With in-database analytics, "You get the ability of the database to do its parallel-processing magic on creating data sorts, and you leverage your modeling tool suite to move the whole process along faster," Goul says.

Not surprisingly, many technology vendors are focused now on delivering in-database modeling techniques. Goul and Balkan go a step further. While everyone else has been focused on building a better model through in-database analytics, the two scholars realized this new, integrated functionality can support processes that can and probably should occur in the heat of campaigns, to dramatically improve their effectiveness.


"Building a model is not going to create value for a company unless it is deployed," Balkan says. "And deployment has a lot of steps. When we looked at the literature, examining many sources, we found all the articles stopped with instructions to 'deploy the model.'"

So, Balkan and Goul created DEEPER, their methodology designed to help model builders continue using their systems savvy for start-to-end campaign management.

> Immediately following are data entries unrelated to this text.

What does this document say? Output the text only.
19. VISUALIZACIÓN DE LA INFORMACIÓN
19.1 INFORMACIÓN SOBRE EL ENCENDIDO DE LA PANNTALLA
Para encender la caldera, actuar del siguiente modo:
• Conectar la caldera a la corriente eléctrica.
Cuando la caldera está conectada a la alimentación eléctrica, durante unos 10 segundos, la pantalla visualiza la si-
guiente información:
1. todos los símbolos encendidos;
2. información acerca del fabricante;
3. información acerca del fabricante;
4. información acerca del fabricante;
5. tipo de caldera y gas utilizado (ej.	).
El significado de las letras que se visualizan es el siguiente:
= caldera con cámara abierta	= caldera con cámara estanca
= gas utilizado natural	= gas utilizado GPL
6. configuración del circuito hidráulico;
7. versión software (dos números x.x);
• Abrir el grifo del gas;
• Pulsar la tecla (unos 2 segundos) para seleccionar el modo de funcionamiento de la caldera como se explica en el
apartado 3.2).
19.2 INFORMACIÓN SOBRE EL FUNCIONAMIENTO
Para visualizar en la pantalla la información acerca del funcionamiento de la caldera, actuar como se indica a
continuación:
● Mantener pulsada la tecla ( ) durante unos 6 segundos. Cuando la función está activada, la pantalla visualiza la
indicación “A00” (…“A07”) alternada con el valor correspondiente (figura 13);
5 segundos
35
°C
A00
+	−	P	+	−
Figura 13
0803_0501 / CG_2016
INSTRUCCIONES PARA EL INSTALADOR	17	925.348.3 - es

As Goul explains, DEEPER addresses the steps of campaign management that start once the model is built. "How will we deploy this model? What should it enable to help us be more competitive, make more money or treat our customers better?" he asks. There are a lot of design issues involved in this, and that's the first step of the DEEPER process, which Goul and Balkan call "design." They're talking about the design of a campaign, the offers, the up-sell strategies and similar marketing choices.

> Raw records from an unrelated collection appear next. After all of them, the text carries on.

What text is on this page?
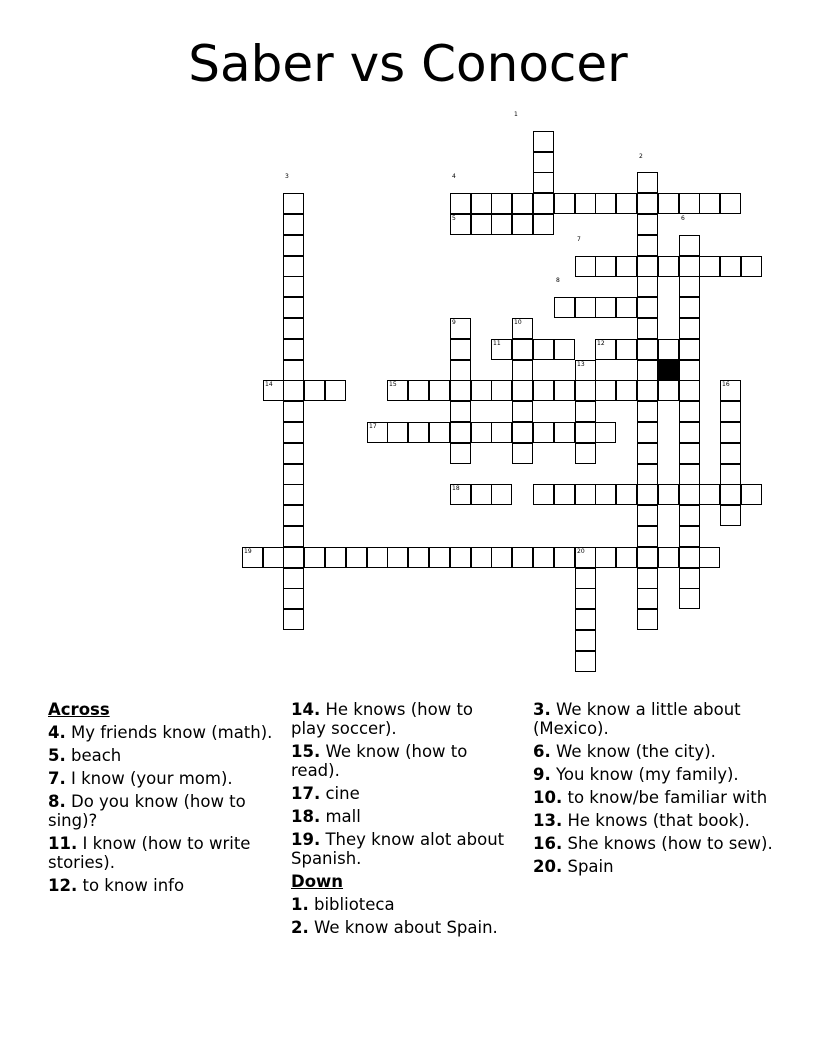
Saber vs Conocer
1
2
3	4
5	6
7
8
9	10
11	12
13
14	15	16
17
18
19	20
Across
4. My friends know (math).
5. beach
7. I know (your mom).
8. Do you know (how to sing)?
11. I know (how to write stories).
12. to know info
14. He knows (how to play soccer).
15. We know (how to read).
17. cine
18. mall
19. They know alot about Spanish.
Down
1. biblioteca
2. We know about Spain.
3. We know a little about (Mexico).
6. We know (the city).
9. You know (my family).
10. to know/be familiar with
13. He knows (that book).
16. She knows (how to sew).
20. Spain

Once campaign design is done, managers need to "embed" the campaign into company processes. For example, this may involve training employees on a new product offering or making sure call-center representatives see some kind of up-sell prompt on their computer screens when customers with certain characteristics are on the line.

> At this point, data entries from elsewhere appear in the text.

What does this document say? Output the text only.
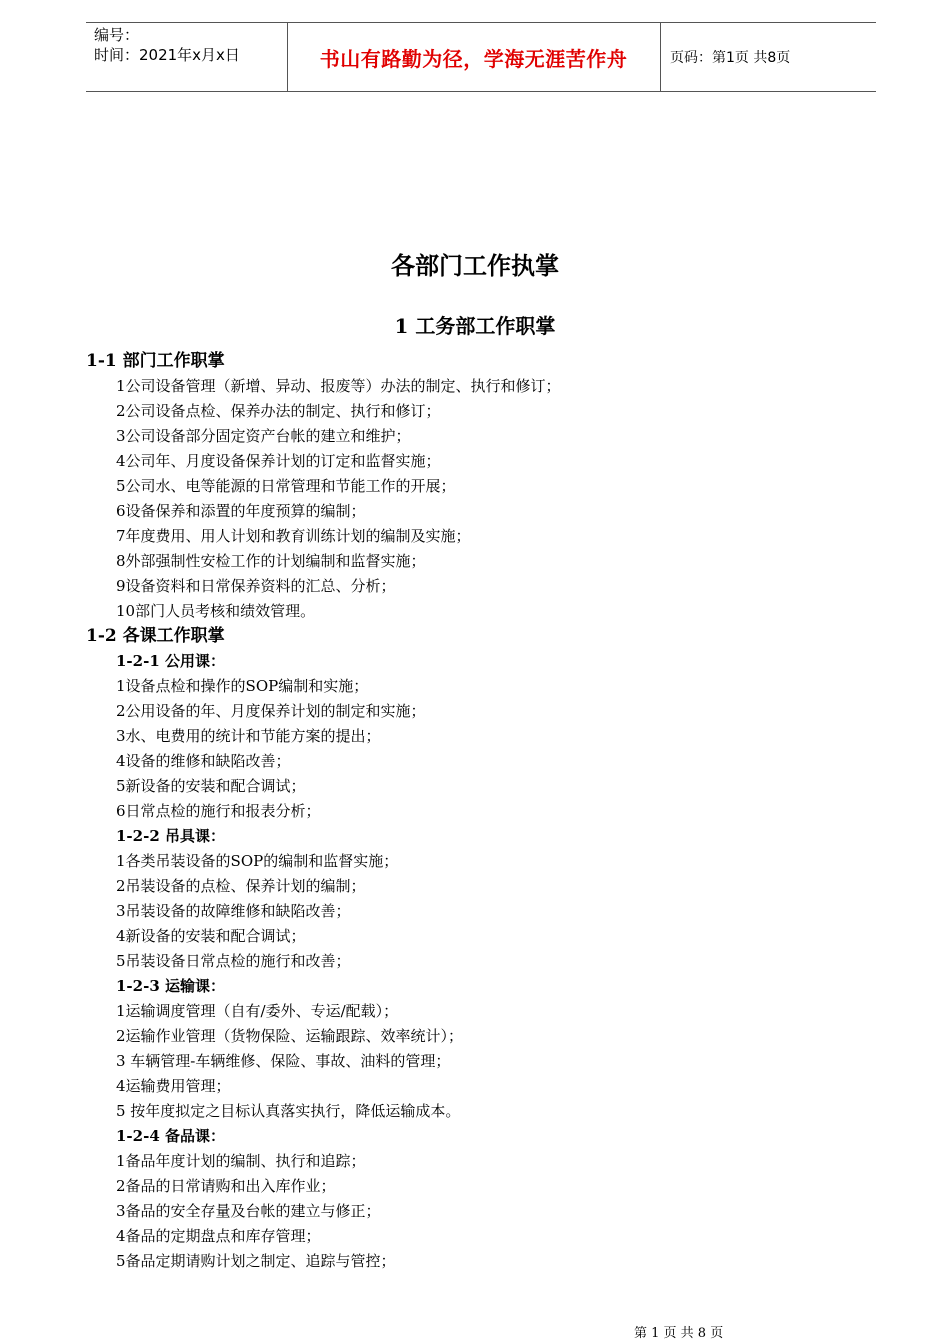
编号：
时间：2021年x月x日	书山有路勤为径，学海无涯苦作舟	页码：第1页 共8页
各部门工作执掌
1 工务部工作职掌
1-1 部门工作职掌
1公司设备管理（新增、异动、报废等）办法的制定、执行和修订；
2公司设备点检、保养办法的制定、执行和修订；
3公司设备部分固定资产台帐的建立和维护；
4公司年、月度设备保养计划的订定和监督实施；
5公司水、电等能源的日常管理和节能工作的开展；
6设备保养和添置的年度预算的编制；
7年度费用、用人计划和教育训练计划的编制及实施；
8外部强制性安检工作的计划编制和监督实施；
9设备资料和日常保养资料的汇总、分析；
10部门人员考核和绩效管理。
1-2 各课工作职掌
1-2-1 公用课：
1设备点检和操作的SOP编制和实施；
2公用设备的年、月度保养计划的制定和实施；
3水、电费用的统计和节能方案的提出；
4设备的维修和缺陷改善；
5新设备的安装和配合调试；
6日常点检的施行和报表分析；
1-2-2 吊具课：
1各类吊装设备的SOP的编制和监督实施；
2吊装设备的点检、保养计划的编制；
3吊装设备的故障维修和缺陷改善；
4新设备的安装和配合调试；
5吊装设备日常点检的施行和改善；
1-2-3 运输课：
1运输调度管理（自有/委外、专运/配载）；
2运输作业管理（货物保险、运输跟踪、效率统计）；
3 车辆管理-车辆维修、保险、事故、油料的管理；
4运输费用管理；
5 按年度拟定之目标认真落实执行，降低运输成本。
1-2-4 备品课：
1备品年度计划的编制、执行和追踪；
2备品的日常请购和出入库作业；
3备品的安全存量及台帐的建立与修正；
4备品的定期盘点和库存管理；
5备品定期请购计划之制定、追踪与管控；
第 1 页 共 8 页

Then, analysts need to evaluate their campaign. "Do we have the right model? Do we build a new one? Should we shut down the campaign?" Those are the kinds of questions managers will be seeking to answer in the evaluation phase of the DEEPER process, Goul says.

The "P" in DEEPER stands for performance measurement. According to Balkan, none of the literature on predictive modeling incorporates this step which, for example, might involve response tracking in a direct-mail campaign. "You have to do it," she says. "You may find the campaign works really well on males age 35-45. Then what?" How do you capitalize on such knowledge quickly?

According to the DEEPER methodology, you do it through the next step -- retargeting -- where you incorporate your campaign results and findings into the design and development of an all-new campaign.

Balkan and Goul maintain that BI professionals are doing a great job using methods like SEMMA or CRISP-DM to guide their model building, but no one has targeted the campaign deployment side of things. "It's another role for in-database analytics," Goul explains.

Already, he and Balkan have been invited to conferences to spread the DEEPER gospel. They also plan to roll it out in business-school curricula, beginning with "Introduction to Information Systems." Those "intro" students may not be sophisticated statisticians and model-builders yet, "but the business model for how we get models deployed is something we have to get into our curriculum as fast as possible," Goul says.

"Predictive analytics is how corporations keep inventories down, reduce fraud, target customers and more," he continues. "We see DEEPER as having a direct link to what undergraduates need to learn to support campaign-driven changes in business processes."

Bottom Line:

  • Predictive modeling helps companies forecast customer behavior, such as who might be the best prospects for certain products and services.
  • Up until recently, predictive models have been built in tools that are completely separate from the databases containing the customer information upon which the models are built.
  • Integration of the modeling and database software is beginning to take place, leading to "in-database analytics."
  • In-database analytics will help companies with model building, as well as with campaign deployment if campaign developers and managers use DEEPER, a new methodology developed by two W. P. Carey School professors.